Flying Whales Charts Hydrogen Path for LCA60T as France’s Defense Procurement Agency Backs the Program

One of the most ambitious cargo airship programs in development has a clearer propulsion roadmap. France’s Flying Whales says its 60-metric-ton LCA60T is planned to enter service with a hybrid-electric powertrain. However, a fully electric system based on hydrogen fuel cells is targeted to follow by 2030. The French defense procurement agency, the DGA, is also offering access to aerospace test facilities for parts of the program.

Speaking at the Aerospace Test and Development Show in Toulouse, hydrogen propulsion program manager Neji Khairi outlined the roadmap and said hydrogen has been part of the company’s thinking for years, even if it will not be employed on the airship at the outset.

A quick refresher on the LCA60T
Founded in 2012, Flying Whales has spent more than a decade developing the LCA60T, the designation of which stands for Large Capacity Airship and a 60-metric-ton payload. The aircraft is a rigid airship measuring roughly 656 ft (200 m) long and 164 ft (50 m) in diameter. A rigid airship is one whose shape is held by an internal structural framework rather than by the pressure of the lifting gas itself, the same basic class as the Zeppelins of the early 20th century.
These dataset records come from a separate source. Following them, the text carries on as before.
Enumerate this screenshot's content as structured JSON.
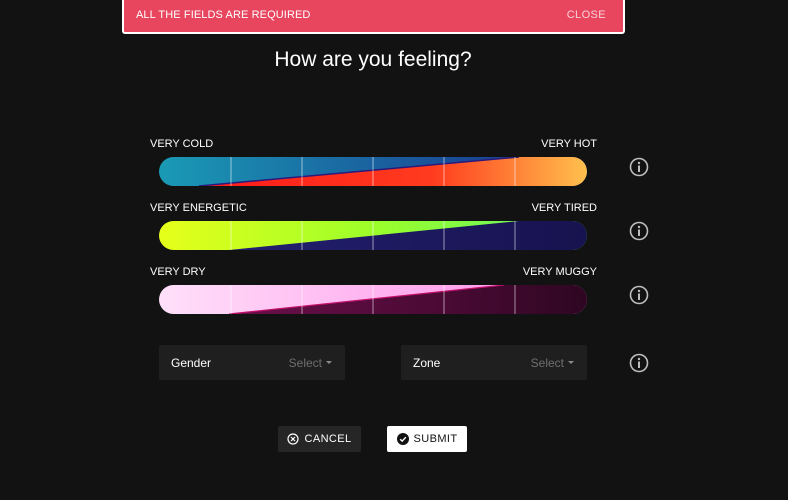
{
  "alert": {
    "message": "ALL THE FIELDS ARE REQUIRED",
    "close_label": "CLOSE",
    "color": "#e8465f"
  },
  "title": "How are you feeling?",
  "sliders": [
    {
      "left_label": "VERY COLD",
      "right_label": "VERY HOT",
      "icon": "info-icon"
    },
    {
      "left_label": "VERY ENERGETIC",
      "right_label": "VERY TIRED",
      "icon": "info-icon"
    },
    {
      "left_label": "VERY DRY",
      "right_label": "VERY MUGGY",
      "icon": "info-icon"
    }
  ],
  "selects": [
    {
      "label": "Gender",
      "value": "Select"
    },
    {
      "label": "Zone",
      "value": "Select"
    }
  ],
  "buttons": {
    "cancel": "CANCEL",
    "submit": "SUBMIT"
  }
}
Lift comes from 14 unpressurized helium cells housed inside that framework, and propulsion in the initial configuration is handled by a 4 MW (5,360 hp) hybrid-electric system powering a distributed array of propellers driven by electric motors.

A major purpose for the LCA60T is serving the role of a hovering aircraft to lift cargo that is too heavy or bulky for current helicopters. Rather than landing to load and unload, the LCA60T is intended to pick up and drop off cargo while holding station, using an internal winch system and a hold large enough to accommodate awkward freight that current aircraft are unable to carry effectively. Wind turbine blades, harvested timber, modular building components, and humanitarian payloads are all on the company’s pitch deck. The trade-off, of course, is that station-keeping a 656 ft (200 m) aircraft against the wind is a serious engineering problem in its own right, and one that the LCA60T’s distributed arrangement of 32 electric thrusters is designed to solve. A future hydrogen fuel cell system would serve as a central power source for that same arrangement.

The hydrogen plan
Mentioning ‘hydrogen’ and ‘airship’ together might raise a few eyebrows, but what Flying Whales is proposing is a fuel change, not a lift change. Hydrogen will be for fuel cells while helium continues to do the lifting. The initial 4 MW (5,360 hp) hybrid-electric powertrain is just a starting point for the platform’s propulsion system. According to Khairi, Flying Whales has been studying hydrogen propulsion for around five years and is targeting 2030 to begin putting hydrogen fuel cells to more significant use in the program. The development effort is being led by the company’s Innovation Department.

Hydrogen fuel cells are a particularly natural fit for an airship of this scale. They produce electricity from hydrogen with water as the only direct onboard emission. Per unit of energy delivered, a hydrogen fuel cell system consumes far less fuel mass than a combustion turbogenerator, and the water byproduct can be more easily captured onboard rather than lost as exhaust. Both characteristics reduce the loss of fuel mass that combustion-powered airships have historically needed to compensate for. This makes buoyancy management related to fuel consumption much simpler.

Defense backing and dual-use framing
Flying Whales has also secured visible backing from the Direction générale de l’armement (DGA). The DGA recently toured the company’s facilities, including its model production center, design offices, and full-scale cockpit and load-handling simulators, and has agreed to make its aerospace test infrastructure available to the program through DGA Techniques aérospatiales.

In a statement issued by the DGA about the visit, agency chief Emmanuel Chiva framed the support in terms of the project’s dual-use potential. “Their dual innovation meets both civil and military needs, while reducing the environmental and economic costs of air cargo transport – the DGA supports them, in particular by making its test facilities available to DGA Techniques.”

Flying Whales has pitched the LCA60T as having direct relevance to France’s domestic economy. The company makes the case that its airship could give the country sustainable access to its own forest resources, reducing the economic deficit caused by heavy reliance on imported wood. The same hover-and-load capability that suits remote forestry or wind-farm construction also describes a useful tool for moving outsized military cargo into places without prepared runways or ports.

Where this leaves the program
Flying Whales is still working toward a prototype, and the hydrogen propulsion architecture is a parallel development track rather than a day-one feature of the aircraft. The recent disclosures lay out the program’s near-term picture. The LCA60T will enter service with the 4 MW (5,360 hp) hybrid-electric powertrain, hydrogen fuel cells are targeted to follow around 2030, and the French DGA’s aerospace test facilities are now part of the development effort.